The kind-of-guy you’d want your daughter to marry has been away from the group, at home bonding with wife and baby girl. He wraps up the hilarious - I didn’t do it much justice - story about rescue and rehabilitation with this gem, concerning a rapid recovery from injury: “I don’t know if it was prayer or Percocet. But it was quick.”

Bam. The final line hit me like a linebacker from the blind side. Prayer or Percocet? We all have pain in life, right? Things rarely go as planned? The big ol’ question that must always be answered?  “How we gonna deal with this roller coaster we call life?”

Just my opinion, but how about, “Are we gonna mask the pain with Percocet, or endure it with prayer?” Or, as in buddy’s case, apparently a mixture of the two? The mind wonders about definitions while the hand reaches for the dictionary.

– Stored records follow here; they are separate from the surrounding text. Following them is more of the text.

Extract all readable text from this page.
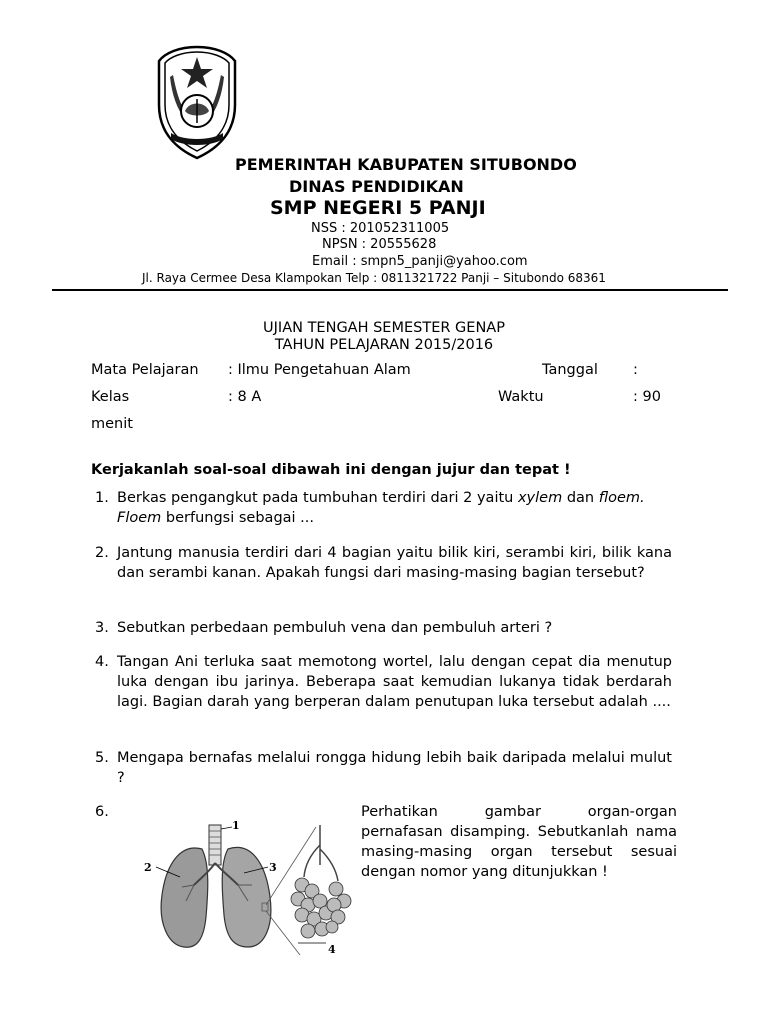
PEMERINTAH KABUPATEN SITUBONDO
DINAS PENDIDIKAN
SMP NEGERI 5 PANJI
NSS : 201052311005
NPSN : 20555628
Email : smpn5_panji@yahoo.com
Jl. Raya Cermee Desa Klampokan Telp : 0811321722 Panji – Situbondo 68361
UJIAN TENGAH SEMESTER GENAP
TAHUN PELAJARAN 2015/2016
Mata Pelajaran : Ilmu Pengetahuan Alam	Tanggal :
Kelas	: 8 A	Waktu	: 90
menit
Kerjakanlah soal-soal dibawah ini dengan jujur dan tepat !
1. Berkas pengangkut pada tumbuhan terdiri dari 2 yaitu xylem dan floem.
Floem berfungsi sebagai ...
2. Jantung manusia terdiri dari 4 bagian yaitu bilik kiri, serambi kiri, bilik kana dan serambi kanan. Apakah fungsi dari masing-masing bagian tersebut?
3. Sebutkan perbedaan pembuluh vena dan pembuluh arteri ?
4. Tangan Ani terluka saat memotong wortel, lalu dengan cepat dia menutup luka dengan ibu jarinya. Beberapa saat kemudian lukanya tidak berdarah lagi. Bagian darah yang berperan dalam penutupan luka tersebut adalah ....
5. Mengapa bernafas melalui rongga hidung lebih baik daripada melalui mulut ?
6.	Perhatikan gambar organ-organ pernafasan disamping. Sebutkanlah nama masing-masing organ tersebut sesuai dengan nomor yang ditunjukkan !
1
2	3
4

Oxford says that “mask” means “anything that disguises or conceals.” Same source says endure means “patiently bear hardship or pain.” It sure seems we’d be better off dealing with life’s challenges by choosing endure over mask.

This week, let’s patiently bear hardship or pain and not disguise or conceal it. Let’s be real. “Percocet or prayer?” Mask or endure? A buddy’s humorous statement was a powerful reminder. Sometimes each is necessary. However, the latter choices, prayer and endure, seem better. 

They’re free, abundantly available and widely embraced as being good for us!